Degrees of Freedom — DoFCorrection • EdSurvey

Calculates the degrees of freedom for a statistic (or of a contrast between two statistics) based on the jackknife and imputation variance estimates.

Usage

DoFCorrection(
  varEstA,
  varEstB = varEstA,
  varA,
  varB = varA,
  method = c("WS", "JR")
)

Arguments

varEstA: the varEstInput object returned from certain functions, such as lm.sdf when returnVarEstInputs=TRUE). The variable varA must be on this dataset. See Examples.
varEstB: similar to the varEstA argument. If left blank, both are assumed to come from varEstA. When set, the degrees of freedom are for a contrast between varA and varB, and the varB values are taken from varEstB.
varA: a character that names the statistic in the varEstA argument for which the degrees of freedom calculation is required.
varB: a character that names the statistic in the varEstB argument for which a covariance is required. When varB is specified, returns the degrees of freedom for the contrast between varA and varB.
method: a character that is either WS for the Welch-Satterthwaite formula or JR for the Johnson-Rust correction to the Welch-Satterthwaite formula

Value

numeric; the estimated degrees of freedom

Details

This calculation happens under the notion that statistics have little variance within strata, and some strata will contribute fewer than a full degree of freedom.

The functions are not vectorized, so both varA and varB must contain exactly one variable name.

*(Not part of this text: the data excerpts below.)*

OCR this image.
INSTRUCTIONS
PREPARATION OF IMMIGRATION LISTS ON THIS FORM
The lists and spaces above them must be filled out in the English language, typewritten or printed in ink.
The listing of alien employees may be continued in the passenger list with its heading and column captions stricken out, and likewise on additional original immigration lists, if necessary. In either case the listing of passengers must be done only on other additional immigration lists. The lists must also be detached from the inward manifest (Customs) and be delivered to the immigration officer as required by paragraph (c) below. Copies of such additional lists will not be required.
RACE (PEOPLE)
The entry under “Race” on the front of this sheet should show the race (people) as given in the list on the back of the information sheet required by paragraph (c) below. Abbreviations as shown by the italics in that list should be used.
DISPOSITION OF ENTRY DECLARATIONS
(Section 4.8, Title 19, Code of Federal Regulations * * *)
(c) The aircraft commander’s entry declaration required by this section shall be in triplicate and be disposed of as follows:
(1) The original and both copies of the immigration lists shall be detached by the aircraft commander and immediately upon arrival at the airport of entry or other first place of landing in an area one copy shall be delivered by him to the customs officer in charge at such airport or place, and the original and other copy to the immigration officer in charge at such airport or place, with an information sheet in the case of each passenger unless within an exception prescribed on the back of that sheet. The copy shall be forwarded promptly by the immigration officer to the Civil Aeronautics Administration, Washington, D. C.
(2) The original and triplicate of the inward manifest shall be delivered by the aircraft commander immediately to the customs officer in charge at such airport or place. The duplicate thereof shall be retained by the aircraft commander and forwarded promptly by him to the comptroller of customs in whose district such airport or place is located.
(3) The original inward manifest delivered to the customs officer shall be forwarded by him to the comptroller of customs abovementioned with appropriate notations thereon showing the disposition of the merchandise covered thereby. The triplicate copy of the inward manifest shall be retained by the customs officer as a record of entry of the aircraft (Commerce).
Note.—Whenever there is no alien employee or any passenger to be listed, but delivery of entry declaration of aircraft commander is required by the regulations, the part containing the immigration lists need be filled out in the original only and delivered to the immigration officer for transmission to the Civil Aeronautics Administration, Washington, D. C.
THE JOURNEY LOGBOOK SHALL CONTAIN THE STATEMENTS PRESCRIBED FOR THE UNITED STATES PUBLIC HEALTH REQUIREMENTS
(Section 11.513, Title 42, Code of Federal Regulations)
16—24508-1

The method used to compute the degrees of freedom is in the vignette titled Statistical Methods Used in EdSurvey section “Estimation of Degrees of Freedom.”

References

Johnson, E. G., & Rust, K. F. (1992). Population inferences and variance estimation for NAEP data. Journal of Educational Statistics, 17, 175–190.

Author

Paul Bailey

Examples

if (FALSE) { # \dontrun{
sdf <- readNAEP(path=system.file("extdata/data", "M36NT2PM.dat", package="NAEPprimer"))
lm1 <- lm.sdf(formula=composite ~ dsex + b017451, data=sdf, returnVarEstInputs=TRUE)
summary(lm1)
# this output agrees with summary of lm1 coefficient for dsex
DoFCorrection(lm1$varEstInputs,
              varA="dsexFemale",
              method="JR")
# second example, a covariance term requires more work
# first, estimate the covariance between two regression coefficients
# note that the variable names are parallel to what they are called in lm1 output
covFEveryDay <- varEstToCov(lm1$varEstInputs,
                            varA="dsexFemale",
                            varB="b017451Every day",
                            jkSumMultiplier=
                            EdSurvey:::getAttributes(data=sdf, attribute="jkSumMultiplier"))
# second, find the difference and the SE of the difference
se <- lm1$coefmat["dsexFemale","se"] + lm1$coefmat["b017451Every day","se"] +
      -2*covFEveryDay
# third, calculate the t-statistic
tv <- (coef(lm1)["dsexFemale"] - coef(lm1)["b017451Every day"])/se
# fourth, calculate the p-value, which requires the estimated degrees of freedom
dofFEveryDay <- DoFCorrection(lm1$varEstInputs,
                              varA="dsexFemale",
                              varB="b017451Every day",
                              method="JR")
# finally, the p-value
2*(1-pt(abs(tv), df=dofFEveryDay))
} # }